Last night, my family took a little pool on today's ANC. Guesses ranged from 99 to 250. Lauren, the nurse in the family, guessed 175. Late this morning, Colleen and her oncology colleagues revealed that it was 171, so Lauren won the prize (something from the gift shop -- surprised?). I am told that the growth from here is exponential so there is still hope that I could go home tomorrow, but the team didn't make any promises.
The day continued on as usual. I was blessed with the most wonderful nurse I have had in my stay -- Jill. There was seriously nothing Jill could have done better. She was full of smiles, knowledgeable, energetic, and prompt with any request. My Mom and I told her supervisor all of this when we walked by her office. The supervisor responded that she sometimes wished she could clone Jill.
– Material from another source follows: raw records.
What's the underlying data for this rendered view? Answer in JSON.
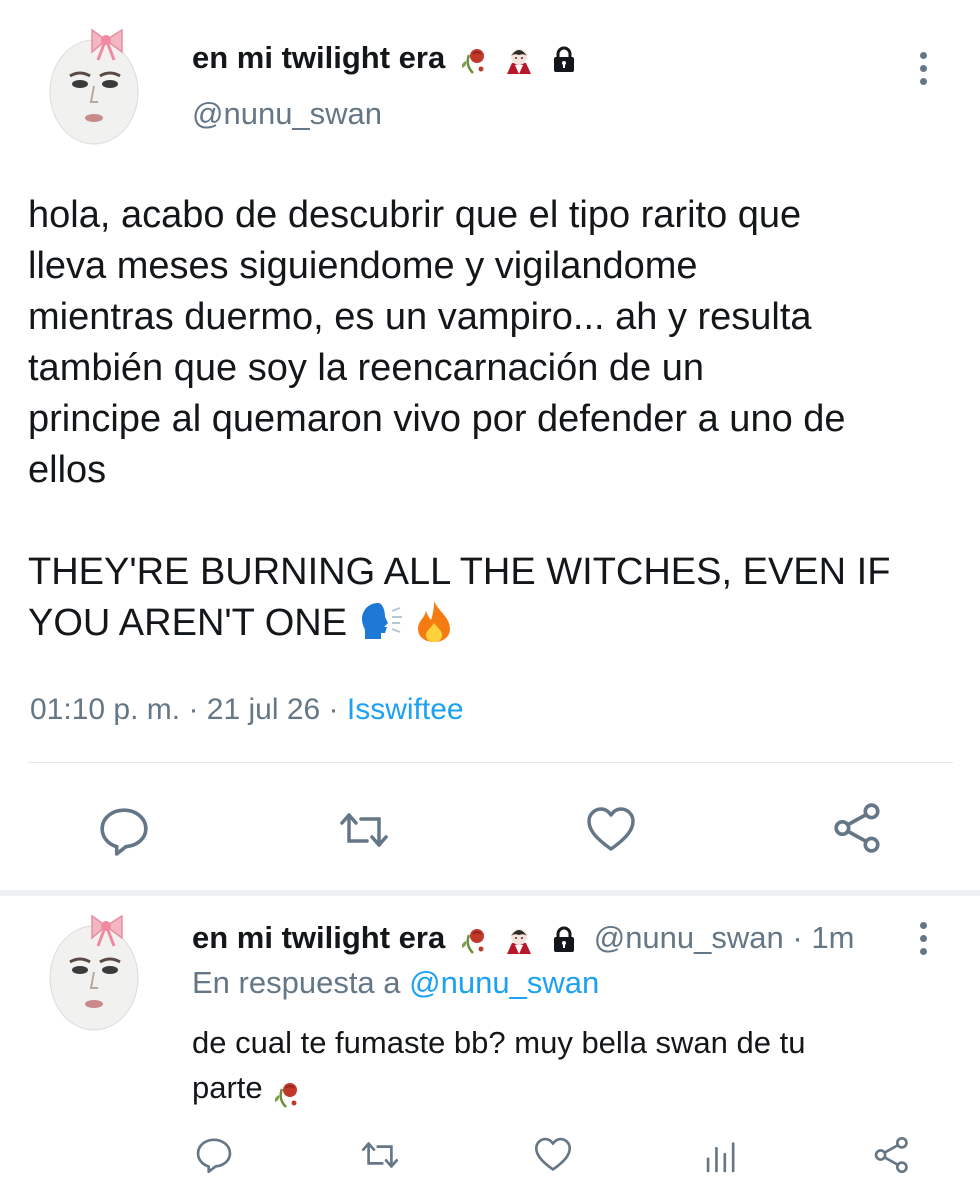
{
  "tweet": {
    "display_name": "en mi twilight era",
    "name_emojis": [
      "wilted-rose-emoji",
      "vampire-emoji",
      "lock-icon"
    ],
    "handle": "@nunu_swan",
    "text": "hola, acabo de descubrir que el tipo rarito que\nlleva meses siguiendome y vigilandome\nmientras duermo, es un vampiro... ah y resulta\ntambién que soy la reencarnación de un\nprincipe al quemaron vivo por defender a uno de\nellos\n\nTHEY'RE BURNING ALL THE WITCHES, EVEN IF\nYOU AREN'T ONE",
    "text_emojis": [
      "speaking-head-emoji",
      "fire-emoji"
    ],
    "time": "01:10 p. m.",
    "date": "21 jul 26",
    "source": "Isswiftee",
    "actions": [
      "reply-icon",
      "retweet-icon",
      "like-icon",
      "share-icon"
    ]
  },
  "reply": {
    "display_name": "en mi twilight era",
    "handle": "@nunu_swan",
    "age": "1m",
    "replying_to_label": "En respuesta a",
    "replying_to_handle": "@nunu_swan",
    "text": "de cual te fumaste bb? muy bella swan de tu\nparte",
    "actions": [
      "reply-icon",
      "retweet-icon",
      "like-icon",
      "analytics-icon",
      "share-icon"
    ]
  },
  "colors": {
    "link": "#1da1f2",
    "secondary_text": "#657786",
    "divider": "#e1e8ed"
  }
}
I can definitely see why.
Last night as I checked up on the news, I read the article linked HERE and I decided that today's entry would be about Dr. Murray. When my Mom and I got stir crazy around four and decided that finally we were bored of the gift shop, I told her that I wanted to take a walk around the hospital to see if I could find a portrait or more information about Dr. Murray. So we walked the length of "the Pike," which is a long stretch of hallway connecting Brigham & Women's with the old Peter Bent Brigham Building, to find some history.
We walked by huge and beautiful portraits of medical pioneers and other legendary figures like Albert Einstein and Helen Keller. It was an inspiring walk. At the end, I saw a table of candles and a sign honoring Dr. Murray:
I turned left to find a large wall dedicated to Dr. Murray's remarkable accomplishments:
It was a beautiful exhibit, and included Dr. Murray's Nobel Prize and some good words from Dr. Murray:
When we got back to our room, we ate our hospital food for dinner and I started to email the above photos to myself so I could write my post before Brian arrived. And then, out of absolutely no where, I felt it again. I'm calling it the heat of the devil because it feels like the devil is blowing steam in my chest. I wasn't even connected to the IV and it was so sudden that I panicked. I felt my neck get hot, and then the shortness of breath. I didn't want to admit it but I couldn't hide it. I frantically reached for the nurse call button as I told my Mom what I was feeling. Heat in my chest. When the nurse at the desk answered, all I could get out was, It's an emergency.
As I sat back trying to control myself, about 12 people descended upon my room. I heard them page the medical ICU (MICU) doctor then more pages. Jill was by my side in an instant, telling everything would be OK. But I couldn't calm myself down. My legs were shaking, the heat persisted. It was quite the scene. Unfortunately, I've told this story before, and so you know the answer. Benadryl. They added IV Ativan this time, too, because my vitals remained stable, so much of the shaking was likely fright. I still don't know what to make of all of this, but Colleen assured me that the team is going to figure out why this happened and what we can do about it. In the meantime, I asked Sean to look into Lifeline products. I am too scared to be home alone without a way to get to help if I need it immediately and a button I can always reach will make me feel better. (It will also make me feel like I'm 90, but that's OK.)
After the excitement ended, I fell asleep. Of course, my Mom kept vigilant watch the whole time. When I woke up, it was almost time for Brian to arrive. The whole incident ate up all of the time I had set aside to write about Dr. Murray so that will be tomorrow's plan. For now, I hope you get to read the article I linked above about this great man. At the very least, I hope you appreciate the quote from the wall we found on our walk tonight:
Service to society is the rent we pay for living on this planet.